Let $R:\mathbb R^3\to\mathbb R^3$ is reflection linear transformation on plane $\pi: x+2x+3z=0$:
a)Find a matrix of linear transformation $R$ using base $B=\{v1,v2,v3\}$ where $v_1=(1,1,-1), v_2=(-1,2,-1), v_3=(1,2,3)$
b)find a matrix of linear transformation using standard base of $R^3$
First I notice that $v_3$ is our normal vector so $v_1,v_2$ span the plane, and they orthogonal, then I know that $R(v_1)=v_1$, $R(v_2)=v_2$ and $R(v_3)=-v_3$, so I know how to do for that base, but I do not know how to do for standard base, I know for formula $Ref(v)=v-2\frac{v\cdot a}{a\cdot a}a$,here is just one vector a,but know I do not know is that formula for my case goes like this, if $qi=\frac{v_i}{||vi_||}$ ,$i=1,2$ now I put $Ref(e_1)=e_1-2\frac{e_1\cdot q_1}{q_1\cdot q_1}q_1-2\frac{e_1\cdot q_2}{q_2\cdot q_2}q2$, I put orthogonal vectors or orthonormal vectors?
Best Answer
Given the matrix $[R]_B^B$ and the basis $B$, you may derive the change of basis matrices from the standard basis $S$ to $B$ and back, i.e. you may determine the representation matrices $[id]_S^B$ and $[id]_B^S$.

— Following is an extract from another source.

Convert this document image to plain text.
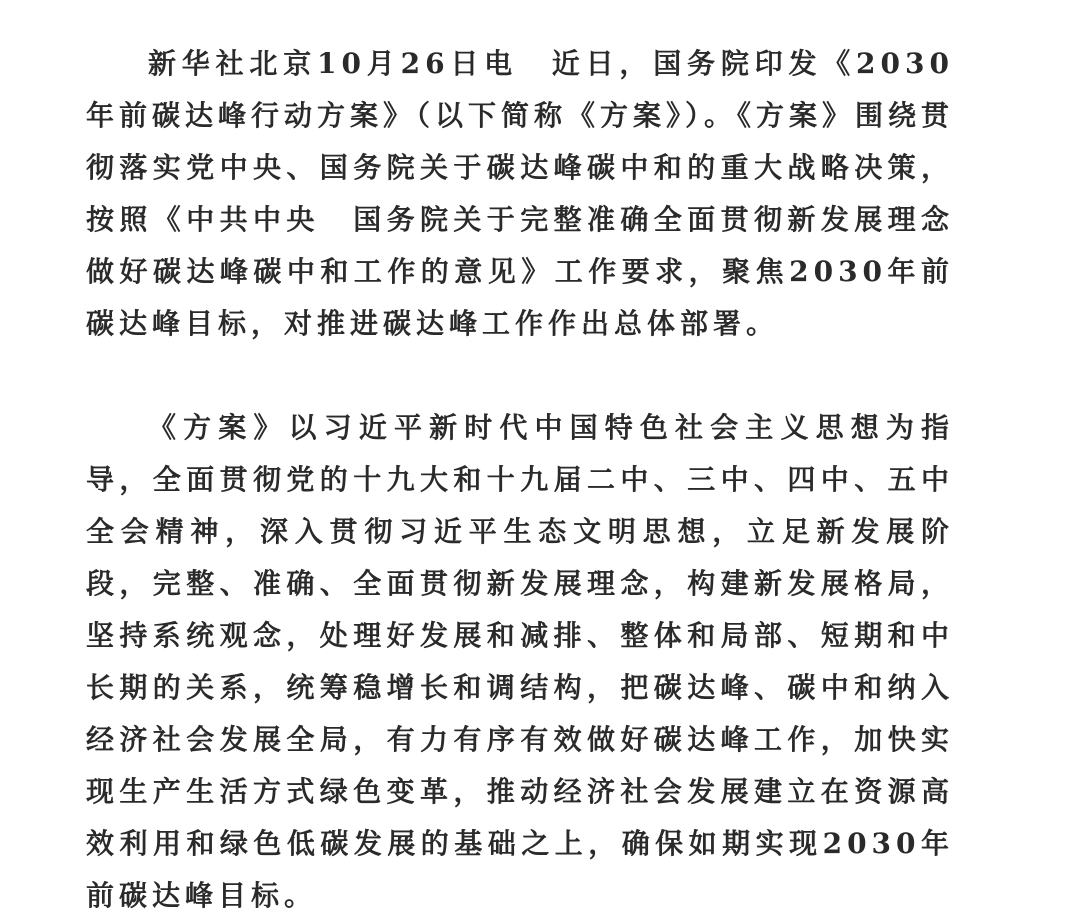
新华社北京10月26日电　近日，国务院印发《2030年前碳达峰行动方案》（以下简称《方案》）。《方案》围绕贯彻落实党中央、国务院关于碳达峰碳中和的重大战略决策，按照《中共中央　国务院关于完整准确全面贯彻新发展理念做好碳达峰碳中和工作的意见》工作要求，聚焦2030年前碳达峰目标，对推进碳达峰工作作出总体部署。

《方案》以习近平新时代中国特色社会主义思想为指导，全面贯彻党的十九大和十九届二中、三中、四中、五中全会精神，深入贯彻习近平生态文明思想，立足新发展阶段，完整、准确、全面贯彻新发展理念，构建新发展格局，坚持系统观念，处理好发展和减排、整体和局部、短期和中长期的关系，统筹稳增长和调结构，把碳达峰、碳中和纳入经济社会发展全局，有力有序有效做好碳达峰工作，加快实现生产生活方式绿色变革，推动经济社会发展建立在资源高效利用和绿色低碳发展的基础之上，确保如期实现2030年前碳达峰目标。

The former is easily determined as
$$[id]_S^B=\begin{pmatrix}[v_1]_S &[v_2]_S &[v_3]_S\end{pmatrix}$$
where $[v_i]_S$ is the column vector of the coordinatization of $v_i$ with respect to the standard basis, i.e.

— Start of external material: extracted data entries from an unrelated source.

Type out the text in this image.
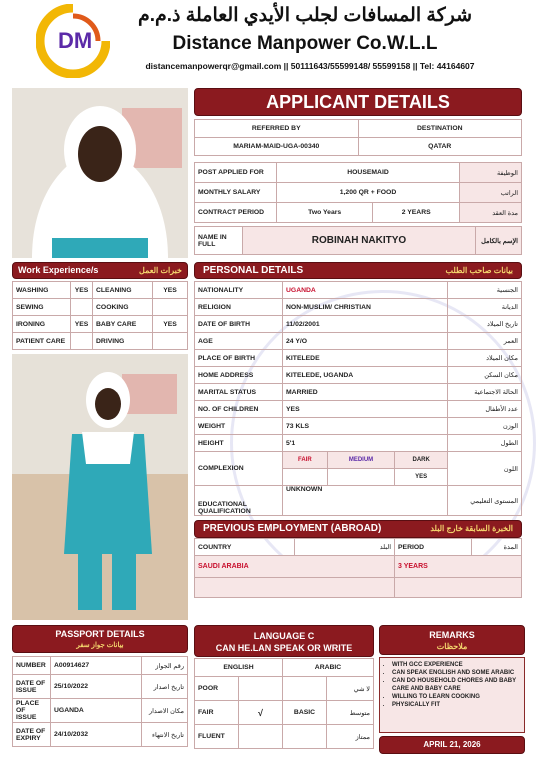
DM
شركة المسافات لجلب الأيدي العاملة ذ.م.م
Distance Manpower Co.W.L.L
distancemanpowerqr@gmail.com || 50111643/55599148/ 55599158 || Tel: 44164607
APPLICANT DETAILS
REFERRED BY	DESTINATION
MARIAM-MAID-UGA-00340	QATAR
POST APPLIED FOR	HOUSEMAID		الوظيفة
MONTHLY SALARY	1,200 QR + FOOD		الراتب
CONTRACT PERIOD	Two Years	2 YEARS	مدة العقد
NAME IN FULL	ROBINAH NAKITYO	الإسم بالكامل
Work Experience/s	خبرات العمل
WASHING	YES	CLEANING	YES
SEWING		COOKING	
IRONING	YES	BABY CARE	YES
PATIENT CARE		DRIVING	
PERSONAL DETAILS	بيانات صاحب الطلب
NATIONALITY	UGANDA			الجنسية
RELIGION	NON-MUSLIM/ CHRISTIAN			الديانة
DATE OF BIRTH	11/02/2001			تاريخ الميلاد
AGE	24 Y/O			العمر
PLACE OF BIRTH	KITELEDE			مكان الميلاد
HOME ADDRESS	KITELEDE, UGANDA			مكان السكن
MARITAL STATUS	MARRIED			الحالة الاجتماعية
NO. OF CHILDREN	YES			عدد الأطفال
WEIGHT	73 KLS			الوزن
HEIGHT	5'1			الطول
COMPLEXION	FAIR	MEDIUM	DARK	اللون
			YES	
EDUCATIONAL QUALIFICATION	UNKNOWN			المستوى التعليمي
PREVIOUS EMPLOYMENT (ABROAD)	الخبرة السابقة خارج البلد
COUNTRY	البلد	PERIOD	المدة
SAUDI ARABIA		3 YEARS	

PASSPORT DETAILS
بيانات جواز سفر
NUMBER	A00914627	رقم الجواز
DATE OF ISSUE	25/10/2022	تاريخ اصدار
PLACE OF ISSUE	UGANDA	مكان الاصدار
DATE OF EXPIRY	24/10/2032	تاريخ الانتهاء
LANGUAGE C
CAN HE.LAN SPEAK OR WRITE
ENGLISH		ARABIC	
POOR			لا شي
FAIR	√	BASIC	متوسط
FLUENT			ممتاز
REMARKS
ملاحظات
• WITH GCC EXPERIENCE
• CAN SPEAK ENGLISH AND SOME ARABIC
• CAN DO HOUSEHOLD CHORES AND BABY CARE AND BABY CARE
• WILLING TO LEARN COOKING
• PHYSICALLY FIT
APRIL 21, 2026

$$[id]_S^B=\begin{pmatrix}[v_1]_S &[v_2]_S &[v_3]_S\end{pmatrix}=\begin{pmatrix}1 &-1 &1\\1 &2 &2\\-1 &-1 &3\end{pmatrix}$$
For the latter, just note that $[id]_B^S={[id]_S^B}^{-1}$. Now, you have
$$[R]_S^S=[id]_S^B[R]_B^B[id]_B^S=[id]_S^B[R]_B^B{[id]_S^B}^{-1}$$